JB & PK: As you note, the contemporary fetishization of technology as the sole answer to ecological crises is a capitalist strategy that controls accessibility and hides the socio-political aspect of the crisis. These technological solutions are politically exclusionary and deferent to market values—a criticism applicable to much of architecture and taken on by its theoreticians. What will architectural theory look like in architecture after architecture? Or are ethical questions replacing theoretical questions? 

MOULD: You are right that there are already certain strands of architectural theory and critique that point to the way that architecture is bound to, and complicit in, the project of late capitalism. However, not all of these theories show a way out of the predicament. Our hope is that by tying Architecture after Architecture into the very real urgencies of the climate emergency, these more theoretical critiques will be thoroughly situated, and so will need to find traction and agency. In this light, architectural theory becomes ever more relevant as a means of first unravelling the constitutive forces, and then providing ways of intervening in them. There is no separation here of the ethical from the theoretical—theory should be ethical in so much as it has the imperative to consider the lives and actions of others, both human and non-human.  

JB & PK: The proposition of an architecture after architecture raises the age-old question: what is architecture? Any answer to this question creates a centralized and reductive universal boundary that your research tries to avoid.
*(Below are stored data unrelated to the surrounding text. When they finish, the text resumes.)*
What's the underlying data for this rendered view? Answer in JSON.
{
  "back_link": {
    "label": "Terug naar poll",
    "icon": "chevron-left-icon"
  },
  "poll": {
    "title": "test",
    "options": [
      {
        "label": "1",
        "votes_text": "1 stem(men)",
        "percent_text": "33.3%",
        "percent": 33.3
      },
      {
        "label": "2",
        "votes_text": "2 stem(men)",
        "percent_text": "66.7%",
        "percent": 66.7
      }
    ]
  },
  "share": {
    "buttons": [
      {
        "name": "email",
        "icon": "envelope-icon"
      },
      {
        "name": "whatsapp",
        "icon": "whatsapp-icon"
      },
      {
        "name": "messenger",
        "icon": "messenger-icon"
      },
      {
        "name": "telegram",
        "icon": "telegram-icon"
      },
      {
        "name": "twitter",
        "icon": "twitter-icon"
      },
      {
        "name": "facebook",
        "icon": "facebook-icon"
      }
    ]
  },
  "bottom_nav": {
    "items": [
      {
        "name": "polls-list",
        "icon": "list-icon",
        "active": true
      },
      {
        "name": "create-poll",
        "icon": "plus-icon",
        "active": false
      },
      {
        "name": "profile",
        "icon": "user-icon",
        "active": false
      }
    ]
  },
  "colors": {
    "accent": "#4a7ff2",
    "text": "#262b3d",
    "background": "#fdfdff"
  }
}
The question falls apart. Can we instead think of architecture as a “dynamic discipline”? As a discipline that shifts its territory from one context to another?  

MOULD: To answer simply: yes! All of us in the collective believe in expanding the definition, and role, of architecture. The project’s title, Architecture after Architecture, is a provocation to possibly abandon the term altogether and instead talk of spatial practice because this includes a much broader set of potential actions. It can be argued that in clinging to the protection of architecture as title, the profession has become increasingly marginalized as other disciplines and market forces have taken over the chain of spatial production. Though founded on a critique of the limits of current architectural thinking in the face of the climate emergency, our project is at heart hopeful of the potential of spatial practice to engage productively with the systemic changes required.